Jersey Jazzman, who writes a spirited anti-school reform blog (my favorite post is entitled “Zombies Eat Laura Waters’ Brain!”) has just been outed. He’s Mark Weber, a doctoral student who studies with Dr. Bruce Baker, the well-known school finance professor at the Graduate School of Education at Rutgers.
Weber’s anonymity ended on Friday when he and Baker released a report that is harshly critical of Newark Superintendent Cami Anderson’s One Newark Plan. One Newark intends to create a universal enrollment system among Newark residents, offering all families a menu of school choices that include both traditional and charter public schools. Also, Anderson intends to close down under-utilized school buildings.
I’ve only had a chance to look at the Executive Summary of the Weber/Baker report, but there’s a number of politically-slanted assumptions that seem odd for a report that claims to be an “empirical critique.”For example, Baker and Weber write:
- “Is underutilization a justification for closing and divesting NPS [Newark Public Schools] school properties?” (Um, "yes"?)
- “Schools slated for charter takeover and closure serve larger proportions of students who are black; those students and their families may have their rights abrogated if they choose to stay at a school that will now be run by a private entity.” (Hang on: how do public charter schools “abrogate rights?”)
Anyway, congratulations to Mr. Weber for his achievements, although I think either the student or the teacher should investigate the definition of "empirical."
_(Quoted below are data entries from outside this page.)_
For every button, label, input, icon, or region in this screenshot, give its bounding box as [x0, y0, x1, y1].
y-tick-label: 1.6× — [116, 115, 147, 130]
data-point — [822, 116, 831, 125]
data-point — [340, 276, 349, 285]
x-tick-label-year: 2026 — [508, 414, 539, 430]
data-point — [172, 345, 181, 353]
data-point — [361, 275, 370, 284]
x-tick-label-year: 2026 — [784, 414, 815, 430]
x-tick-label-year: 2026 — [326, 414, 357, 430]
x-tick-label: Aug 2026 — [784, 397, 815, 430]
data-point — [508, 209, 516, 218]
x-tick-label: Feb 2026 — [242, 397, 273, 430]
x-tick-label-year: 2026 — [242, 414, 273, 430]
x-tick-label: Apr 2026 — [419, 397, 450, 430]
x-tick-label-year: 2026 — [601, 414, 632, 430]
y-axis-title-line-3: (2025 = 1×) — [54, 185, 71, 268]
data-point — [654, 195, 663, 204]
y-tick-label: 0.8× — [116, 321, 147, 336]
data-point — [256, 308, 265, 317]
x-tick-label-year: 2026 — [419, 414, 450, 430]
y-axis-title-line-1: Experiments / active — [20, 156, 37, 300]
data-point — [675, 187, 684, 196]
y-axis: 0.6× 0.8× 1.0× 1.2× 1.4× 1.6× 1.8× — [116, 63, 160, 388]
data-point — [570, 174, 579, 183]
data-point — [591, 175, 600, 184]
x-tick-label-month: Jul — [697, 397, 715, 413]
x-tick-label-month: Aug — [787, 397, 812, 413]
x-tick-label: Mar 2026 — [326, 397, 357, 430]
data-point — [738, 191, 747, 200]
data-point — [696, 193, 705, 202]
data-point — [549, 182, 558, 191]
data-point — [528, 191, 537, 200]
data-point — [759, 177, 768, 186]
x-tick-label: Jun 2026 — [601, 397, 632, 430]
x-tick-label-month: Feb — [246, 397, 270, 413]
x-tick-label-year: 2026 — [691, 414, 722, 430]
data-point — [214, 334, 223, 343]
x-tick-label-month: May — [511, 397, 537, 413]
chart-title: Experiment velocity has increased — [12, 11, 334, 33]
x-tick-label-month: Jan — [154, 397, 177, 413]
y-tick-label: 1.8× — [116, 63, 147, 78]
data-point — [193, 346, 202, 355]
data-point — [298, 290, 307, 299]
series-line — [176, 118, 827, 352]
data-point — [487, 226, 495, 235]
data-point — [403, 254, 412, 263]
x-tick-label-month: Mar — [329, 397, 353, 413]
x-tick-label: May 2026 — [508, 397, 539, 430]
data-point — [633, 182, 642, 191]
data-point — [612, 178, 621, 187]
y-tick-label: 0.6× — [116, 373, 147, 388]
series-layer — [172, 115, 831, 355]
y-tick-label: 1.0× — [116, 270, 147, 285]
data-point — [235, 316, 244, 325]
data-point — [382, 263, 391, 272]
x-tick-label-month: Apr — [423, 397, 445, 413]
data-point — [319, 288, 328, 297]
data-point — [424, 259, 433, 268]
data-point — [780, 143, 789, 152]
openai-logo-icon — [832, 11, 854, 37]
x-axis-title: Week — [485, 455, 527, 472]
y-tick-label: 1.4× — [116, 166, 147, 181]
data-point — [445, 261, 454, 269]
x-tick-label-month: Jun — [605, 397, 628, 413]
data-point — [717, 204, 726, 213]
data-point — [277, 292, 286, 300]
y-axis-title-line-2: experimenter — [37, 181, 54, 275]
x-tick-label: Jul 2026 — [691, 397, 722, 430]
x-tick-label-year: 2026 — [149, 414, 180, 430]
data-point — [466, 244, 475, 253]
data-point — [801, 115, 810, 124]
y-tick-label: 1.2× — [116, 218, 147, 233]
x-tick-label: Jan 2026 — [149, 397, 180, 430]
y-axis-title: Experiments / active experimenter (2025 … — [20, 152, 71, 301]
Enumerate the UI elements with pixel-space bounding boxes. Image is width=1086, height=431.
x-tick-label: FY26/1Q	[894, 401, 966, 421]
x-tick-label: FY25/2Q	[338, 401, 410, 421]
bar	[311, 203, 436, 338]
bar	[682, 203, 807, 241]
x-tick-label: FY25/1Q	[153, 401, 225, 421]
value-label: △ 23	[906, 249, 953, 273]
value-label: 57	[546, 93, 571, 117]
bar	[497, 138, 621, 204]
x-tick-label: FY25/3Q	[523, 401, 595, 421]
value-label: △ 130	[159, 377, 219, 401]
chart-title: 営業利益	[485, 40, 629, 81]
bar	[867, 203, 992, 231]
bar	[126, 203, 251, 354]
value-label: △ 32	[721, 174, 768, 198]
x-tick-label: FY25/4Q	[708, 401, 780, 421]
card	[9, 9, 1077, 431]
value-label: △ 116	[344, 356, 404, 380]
- “Our analyses herein find that the assumption that charter takeover can solve the ills of certain district schools is specious at best. The charters in question, including TEAM academy, have never served populations like those in schools slated for takeover and have not produced superior current outcome levels relative to the populations they actually serve.” (Actually, TEAM has shown many times that it serves demographically similar cohorts as those in Newark's traditional schools and, indeed, its student outcomes are better.)